Кое-что из мемуарного. Надо же когда-то начинать :)

…Эх, кто бы мне подкинул в том возрасте мозгов и отговорил связать свою жизнь с армией! Хотя черт его знает, как бы оно там было по этой самой жизни. Но тогда эйфория поступления в военное училище переполняла юного придурка, брызгая вокруг кипятком восторженных чувств.
Одним словом, после сдачи вступительных экзаменов и зачисления в списки курсантов, нам, как и полагается, выдали форму, забрили под «ноль» и начались военные будни. Судьба пнула нас подошвой армейского сапога в самые задницы, которые искали на нее приключений и таки нашли. Нас, что называется, имели во все щели всякими бегами, будто мы полковые лошади, строевыми занятиями, пытаясь сделать из нас чуть ли не роту почетного караула, надрывом голосовых связок при исполнении патриотических песен и прочей хренью. В первых рядах этой «хрени» шли наряды по службе, о первом из которых и хочу рассказать.
Попали мы тогда в наряд по столовой. Пока были «абитурой», нас к этой адской работе не привлекали. Но «теперь ты в армии, сынок!», а значит добро пожаловать в дух кислых щей, застывшего комбижира и гималаев немытой посуды! А чтобы вкусить все прелести службы, нам в качестве учителя армейских премудростей, а заодно и дежурного по столовой, поставили прапора, в лексиконе которого нормальных слов было ровно столько же, сколько и у Эллочки-людоедки.
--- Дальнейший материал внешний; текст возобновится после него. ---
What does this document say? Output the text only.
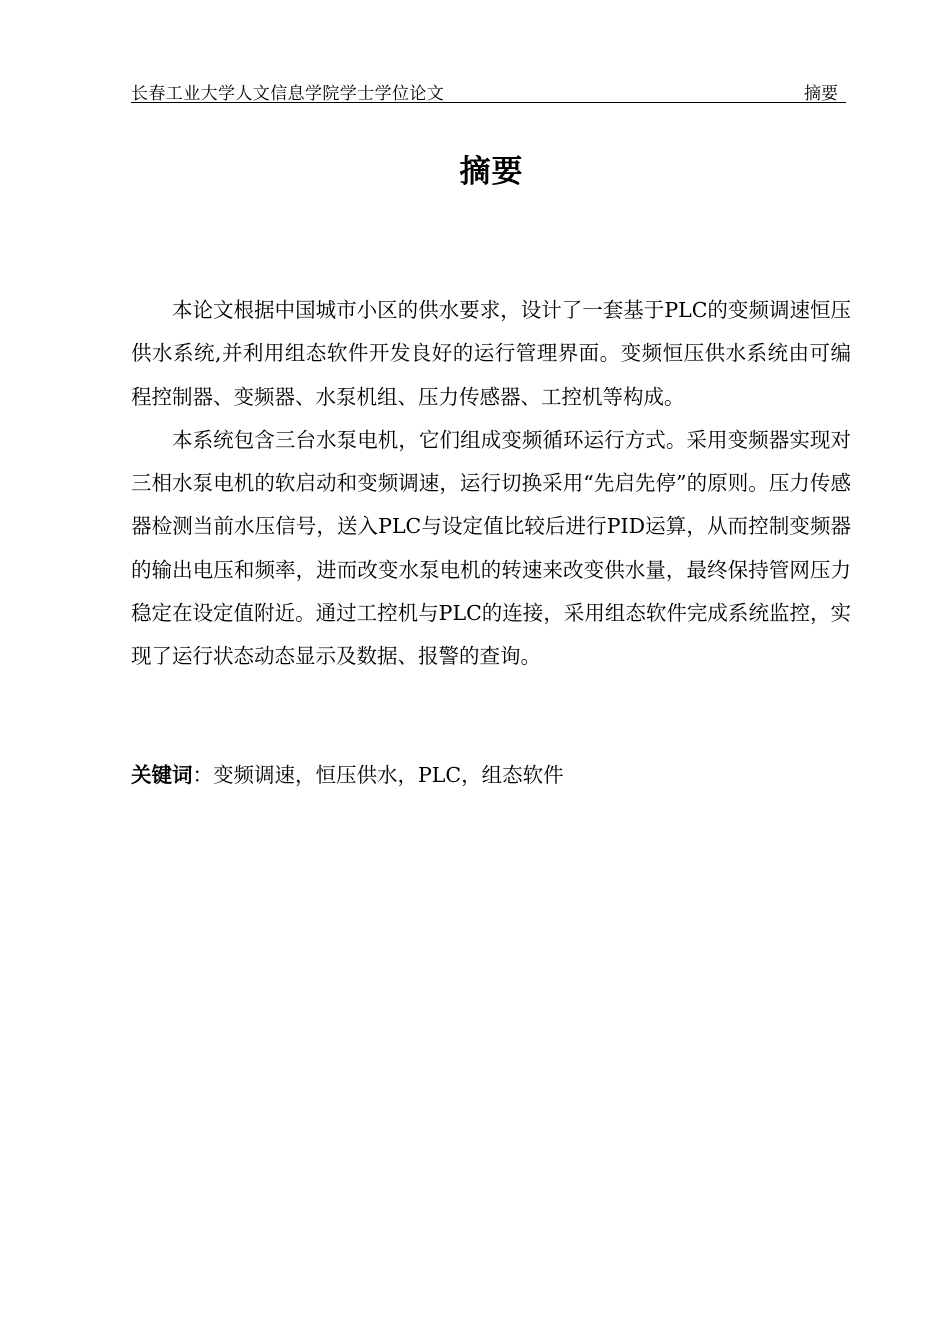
长春工业大学人文信息学院学士学位论文	摘要
摘要

本论文根据中国城市小区的供水要求，设计了一套基于PLC的变频调速恒压供水系统,并利用组态软件开发良好的运行管理界面。变频恒压供水系统由可编程控制器、变频器、水泵机组、压力传感器、工控机等构成。

本系统包含三台水泵电机，它们组成变频循环运行方式。采用变频器实现对三相水泵电机的软启动和变频调速，运行切换采用“先启先停”的原则。压力传感器检测当前水压信号，送入PLC与设定值比较后进行PID运算，从而控制变频器的输出电压和频率，进而改变水泵电机的转速来改变供水量，最终保持管网压力稳定在设定值附近。通过工控机与PLC的连接，采用组态软件完成系统监控，实现了运行状态动态显示及数据、报警的查询。

关键词：变频调速，恒压供水，PLC，组态软件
Весь остальной словарный запас складывался из слов, может быть и правильных, но исключительно матерных. К тому же, его луженой глотке мог позавидовать и конь «Медного всадника», если бы вдруг решил заржать.
Не знаю, как мы перенесли первую часть этого мероприятия, которую впору назвать первым кругом по градации Данте Аллегьери. От незнания и нерасторопности у нас ничего не получалось и все валилось из рук. Хорошо, что посуда была вся металлическая, а иначе боя мисок-кружек у нас было бы столько, что рассчитываться за него пришлось бы до конца обучения. Не делая скидок на нашу «желторотость», прапор давал волю своим эмоциям по полной программе. Мы же от его криков не только не начинали двигаться быстрее и точнее, а наоборот впадали в ступор. И тогда нас в действительность возвращали подзатыльники «хранителя» традиций и армейского порядка.
Во всей этой паровой от кипящих котлов и витающих нецензурных определений прапора атмосфере, одним-единственным персонажем, которому все было глубоко фиолетово, оставался повар-солдат из дивизиона обеспечения. Он вообще был, как не из этого мира - молчаливый и отрешенный. Молчаливость его, скорее всего, объяснялась тем, что русский язык ему вообще был в диковинку. Боец был родом из какого-то высокогорного таджикского селения, который, как обычно шутили, спустился с гор за солью, а его в армию забрали. Кроме этого, колоритность этого коренастого крепыша подкреплялась цветом кожи. Если бы ни его среднеазиатская внешность, то я бы скорее его назвал негром. Темно-коричневый оттенок его кожи был настолько густым, что парнягу в роте назвали Антрацитом в честь одноименного сорта угля.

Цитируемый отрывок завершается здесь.